La Terrasse

"La culture est une résistance à la distraction" Pasolini

Théâtre - Entretien

Julie Bérès

Julie Bérès - Critique sortie Théâtre
Crédit Photo : DR

Publié le 10 novembre 2008

Alice au pays des horreurs

Julie Bérès ne cherche pas à reproduire une forme de réel, mais à inventer un théâtre favorisant les sensations, les glissements, les associations libres… Elle met en scène Sous les visages, un spectacle multidisciplinaire qui pose la question de l’exclusion sociale.

Vos spectacles font intervenir des artistes venus de nombreuses disciplines. D’où vient cette envie de mêler comédiens, vidéastes, plasticiens, circassiens, compositeurs, auteurs… ?
Julie Bérès : En tant que spectatrice, j’ai souvent ressenti des émotions fortes face à des œuvres métaphoriques, des œuvres qui faisaient se rencontrer des champs artistiques différents. C’est naturellement vers cette forme d’expression artistique que j’ai eu envie de me tourner après mes études au Conservatoire. Elaborer des spectacles pluridisciplinaires permet de se mettre au service d’un propos et pas seulement d’un texte, de donner libre cours à un procédé narratif subjectif, déstructuré.

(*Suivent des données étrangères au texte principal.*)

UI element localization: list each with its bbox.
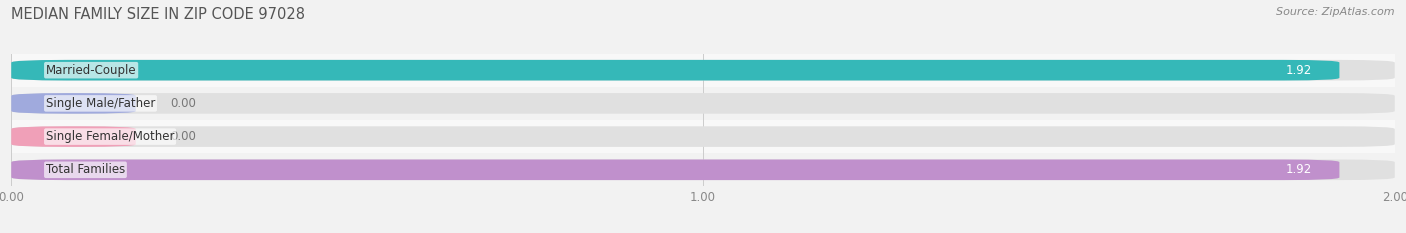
FancyBboxPatch shape xyxy=(11,93,1395,114)
FancyBboxPatch shape xyxy=(11,160,1395,180)
FancyBboxPatch shape xyxy=(11,60,1340,80)
Text: 0.00: 0.00 xyxy=(170,97,197,110)
Text: Married-Couple: Married-Couple xyxy=(46,64,136,77)
Text: 0.00: 0.00 xyxy=(170,130,197,143)
FancyBboxPatch shape xyxy=(11,160,1340,180)
Text: Single Male/Father: Single Male/Father xyxy=(46,97,155,110)
FancyBboxPatch shape xyxy=(11,126,136,147)
FancyBboxPatch shape xyxy=(11,87,1395,120)
Text: 1.92: 1.92 xyxy=(1285,163,1312,176)
FancyBboxPatch shape xyxy=(11,93,136,114)
FancyBboxPatch shape xyxy=(11,126,1395,147)
FancyBboxPatch shape xyxy=(11,153,1395,186)
FancyBboxPatch shape xyxy=(11,120,1395,153)
Text: Single Female/Mother: Single Female/Mother xyxy=(46,130,174,143)
FancyBboxPatch shape xyxy=(11,60,1395,80)
Text: Source: ZipAtlas.com: Source: ZipAtlas.com xyxy=(1277,7,1395,17)
Text: 1.92: 1.92 xyxy=(1285,64,1312,77)
FancyBboxPatch shape xyxy=(11,54,1395,87)
Text: MEDIAN FAMILY SIZE IN ZIP CODE 97028: MEDIAN FAMILY SIZE IN ZIP CODE 97028 xyxy=(11,7,305,22)
Text: Total Families: Total Families xyxy=(46,163,125,176)
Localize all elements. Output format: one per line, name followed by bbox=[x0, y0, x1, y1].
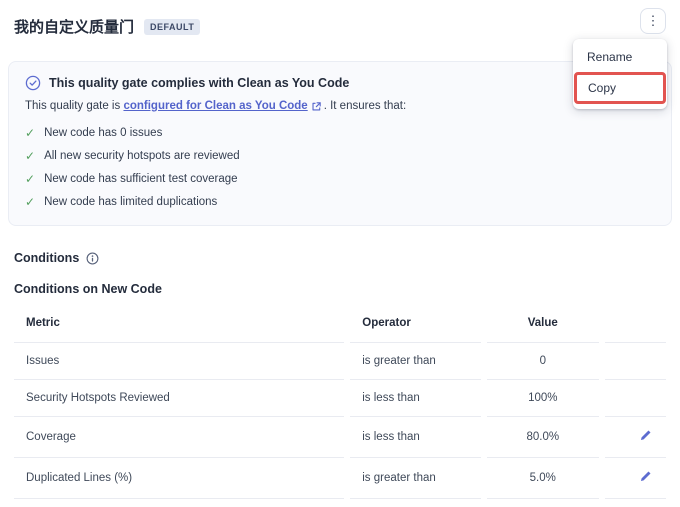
cayc-docs-link[interactable]: configured for Clean as You Code bbox=[123, 100, 308, 112]
kebab-icon: ⋮ bbox=[646, 13, 660, 28]
actions-menu-button[interactable]: ⋮ bbox=[640, 8, 666, 34]
column-header-value: Value bbox=[486, 305, 599, 343]
column-header-operator: Operator bbox=[350, 305, 481, 343]
list-item: ✓ All new security hotspots are reviewed bbox=[25, 144, 655, 167]
edit-condition-button[interactable] bbox=[639, 429, 652, 442]
check-text: New code has 0 issues bbox=[44, 126, 163, 139]
conditions-heading: Conditions bbox=[14, 251, 672, 265]
menu-item-copy[interactable]: Copy bbox=[574, 72, 666, 104]
compliance-check-list: ✓ New code has 0 issues ✓ All new securi… bbox=[25, 121, 655, 213]
pencil-icon bbox=[640, 430, 651, 441]
table-row: Security Hotspots Reviewed is less than … bbox=[14, 380, 666, 417]
table-row: Coverage is less than 80.0% bbox=[14, 417, 666, 458]
table-row: Issues is greater than 0 bbox=[14, 343, 666, 380]
page-title: 我的自定义质量门 bbox=[14, 19, 135, 36]
pencil-icon bbox=[640, 471, 651, 482]
list-item: ✓ New code has sufficient test coverage bbox=[25, 167, 655, 190]
cell-actions bbox=[604, 343, 666, 380]
compliance-text-prefix: This quality gate is bbox=[25, 100, 121, 112]
menu-item-rename[interactable]: Rename bbox=[587, 50, 633, 64]
cell-value: 0 bbox=[486, 343, 599, 380]
cell-value: 5.0% bbox=[486, 458, 599, 499]
page-header: 我的自定义质量门 DEFAULT bbox=[8, 8, 672, 37]
cell-actions bbox=[604, 380, 666, 417]
info-icon[interactable] bbox=[86, 252, 99, 265]
default-badge: DEFAULT bbox=[144, 18, 201, 35]
checkmark-icon: ✓ bbox=[25, 125, 36, 140]
column-header-metric: Metric bbox=[14, 305, 345, 343]
column-header-actions bbox=[604, 305, 666, 343]
cell-actions bbox=[604, 458, 666, 499]
cell-actions bbox=[604, 417, 666, 458]
checkmark-icon: ✓ bbox=[25, 148, 36, 163]
check-text: New code has limited duplications bbox=[44, 195, 218, 208]
list-item: ✓ New code has 0 issues bbox=[25, 121, 655, 144]
table-row: Duplicated Lines (%) is greater than 5.0… bbox=[14, 458, 666, 499]
cell-metric: Security Hotspots Reviewed bbox=[14, 380, 345, 417]
cell-operator: is greater than bbox=[350, 458, 481, 499]
cell-value: 100% bbox=[486, 380, 599, 417]
compliance-title: This quality gate complies with Clean as… bbox=[49, 76, 350, 90]
edit-condition-button[interactable] bbox=[639, 470, 652, 483]
conditions-new-code-heading: Conditions on New Code bbox=[14, 282, 162, 296]
external-link-icon bbox=[311, 101, 322, 112]
list-item: ✓ New code has limited duplications bbox=[25, 190, 655, 213]
cell-value: 80.0% bbox=[486, 417, 599, 458]
table-header-row: Metric Operator Value bbox=[14, 305, 666, 343]
cell-operator: is less than bbox=[350, 417, 481, 458]
check-circle-icon bbox=[25, 75, 41, 91]
conditions-table: Metric Operator Value Issues is greater … bbox=[8, 305, 672, 499]
compliance-text-suffix: . It ensures that: bbox=[323, 100, 407, 112]
compliance-title-row: This quality gate complies with Clean as… bbox=[25, 75, 655, 91]
compliance-description: This quality gate is configured for Clea… bbox=[25, 100, 655, 112]
cell-metric: Duplicated Lines (%) bbox=[14, 458, 345, 499]
cell-operator: is less than bbox=[350, 380, 481, 417]
actions-dropdown-menu: Rename Copy bbox=[573, 39, 667, 109]
cell-operator: is greater than bbox=[350, 343, 481, 380]
conditions-heading-label: Conditions bbox=[14, 251, 80, 265]
check-text: New code has sufficient test coverage bbox=[44, 172, 238, 185]
cell-metric: Issues bbox=[14, 343, 345, 380]
check-text: All new security hotspots are reviewed bbox=[44, 149, 240, 162]
checkmark-icon: ✓ bbox=[25, 171, 36, 186]
cayc-compliance-panel: This quality gate complies with Clean as… bbox=[8, 61, 672, 226]
cell-metric: Coverage bbox=[14, 417, 345, 458]
checkmark-icon: ✓ bbox=[25, 194, 36, 209]
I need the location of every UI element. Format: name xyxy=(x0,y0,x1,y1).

Pour moi, tout ce qui prend part sur scène au spectacle doit faire sens, sans aucune hiérarchie : costumes, scénographie, maquillages, mouvements, sons, mots, objets… Tout doit ouvrir des espaces de réflexion et de mémoire, faire voyager, participer à la narration à travers des jeux de résonances, d’entremêlements, d’interdépendances.
 
Peut-on dire que vous travaillez sur l’inconscient ?
J. B. : Oui, sur l’inconscient, sur le rêve, sur les mondes intérieurs, sur les traversées mentales… Je cherche à lier les choses par l’intime, par le subjectif plutôt que par le rationnel. Souvent, le public me dit que ce que je fais est de l’ordre de l’expérience sensorielle. Car mes spectacles ne disent pas tout, ils laissent une grande place aux perceptions personnelles de chacun.
 
« Je cherche à lier les choses par l’intime, par le subjectif plutôt que par le rationnel. »
 
Quel regard Sous les visages porte-t-il sur notre époque ?
J. B. : Sous les visages questionne l’exclusion sociale. C’est l’histoire d’une femme — Clémence — qui, suite à un licenciement, est entraînée dans une spirale d’emplois précaires. Alors que l’on est dans une époque qui se targue de faire baisser le chômage, on ne parle pas des travailleurs pauvres, des employés qui sont soumis à des modes de vie aliénants, sans possibilité d’accomplissement. Sous les visages, c’est un peu Alice au pays des horreurs : Clémence traverse l’écran de sa télévision. Au lieu de remettre en cause le système dans lequel elle vit, elle développe une culpabilité qui l’amène à s’inventer une autre identité. Elle se crée une famille de substitution, à travers un imaginaire factice, formaté, un imaginaire qui valorise les figures du pouvoir célébrées par les médias.
 
L’échappée intérieure de Clémence est-elle une échappée vers l’absurde ?
J. B. : Oui. En suivant Clémence de l’autre côté de l’écran, on bascule dans une esthétique burlesque et outrancière. Le lien qu’elle crée entre le monde de l’ombre, le monde du silence auquel elle appartient, et l’univers clinquant dont elle rêve, est une porte d’entrée vers une forme de surréalisme.
 
Entretien réalisé par Manuel Piolat Soleymat


Sous les visages, de la compagnie Les Cambrioleurs ; mise en scène de Julie Bérès. Du 20 au 30 novembre 2008. Le lundi à 19h30, du mercredi au samedi à 20h30, le dimanche à 15h30. Relâche le mardi. Théâtre Romain-Rolland, Scène conventionnée de Villejuif, 18, rue Eugène-Varlin, 94800 Villejuif. Réservations au 01 49 58 17 00. Reprise du 3 au 5 décembre 2008 au Théâtre National de Bordeaux en Aquitaine, le 12 décembre au Théâtre Arc-en-Ciel à Rungis, du 6 au 10 janvier 2009 à La Manufacture – Centre dramatique national de Nancy, les 15 au 16 janvier au Carreau – Scène nationale de Forbach et de l’Est Mosellan, le 23 janvier au Centre culturel Aragon-Triolet d’Orly, le 27 janvier au Grand R – Scène national de La Roche-sur-Yon, le 6 février à L’Onde de Vélizy, les 24 et 25 février à L’Hexagone – Scène nationale de Meylan.